22:16-21: These last six verses are a closure to the book (actually verses 7-13 begin this pleasant ending). Jesus affirms that the Revelation was sent from him; he urges fidelity to its message, and affirms again to John that he will soon come. John replies “Even so, come, Lord Jesus,” and closes with greetings of grace to us all.

Two additional comments on Part 3

(1) Chapter 20 is not an abrupt break from Chapter 19; it is closely related. Part 2 speaks of three parts of Christendom: the Beast, the False Prophet and the Dragon (16:13,19). Chapter 19 closes with the demise of the first two; Chapter 20 explains the demise of the third. (For this reason, some conclude that Chapter 20 follows in time sequence the close of Chapter 19; others [this writer included] suppose 20:1 refers to the Lord’s return, and the gradual work of dispossessing the Dragon from his power from that time forward—a review of a lengthy process.)

There is a disparity in the symbolic representation of the Dragon’s treatment between 20:1,2 and Isaiah 27:1. Chapter 20 shows him bound during the kingdom, and freed later to test humanity. But Isaiah 27:1 shows him slain, rather than bound, at the outset of the kingdom. “In that day the Lord with his sore and great and strong sword shall . . . slay the dragon that is in the sea” (Isa. 27:1, cr. Psa. 74:14, Ezek. 29:13).

This difference shows that the Dragon is merely a symbolic aspect of Satan. It represents him as the great tyrant who has usurped control of the kingdoms of this world. Satan is given four designations, and the use of each designation is significant throughout Revelation. Each one refers to him in a different aspect.

  • Dragon—Usurped power over the nations
  • Satan—Opposer
  • Devil—(false) Accuser
  • Serpent—Deceiver

In Revelation 20, during the little season, the adversary reappears as Satan (v. 7), as a deceiver (v. 8), and as the Devil (v. 10). But he never reappears as the Dragon; he will never again be the master of the governments. In that capacity, he is destroyed (Isa. 27:1) when his power over the nations is broken—at the time Revelation 20:3 speaks of him being cast into the bottomless pit.

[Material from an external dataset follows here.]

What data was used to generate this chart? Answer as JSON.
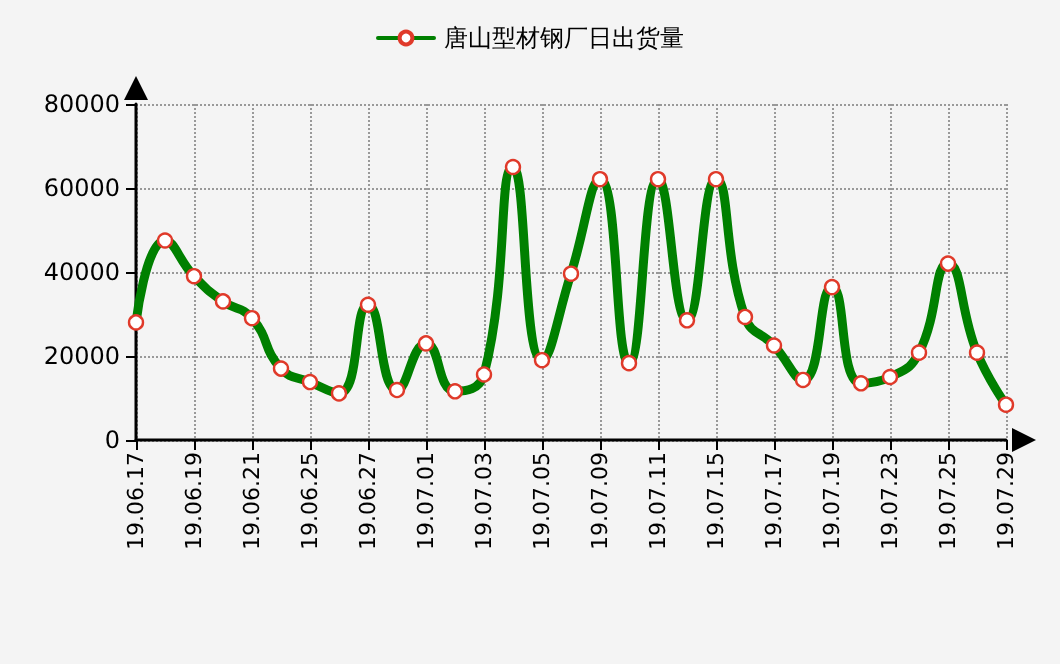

(2) Notice that in the first and second views of the Kingdom, the destruction of the ungodly is not the same. 20:9 says they are “devoured,” and that with heavenly fire, while 20:15 consigns them to a burning lake. Assuming none would conclude there are two different dooms for the ungodly, this requires that the visions be taken symbolically. And this 20:14 affirms: “This is [represents] the second death.”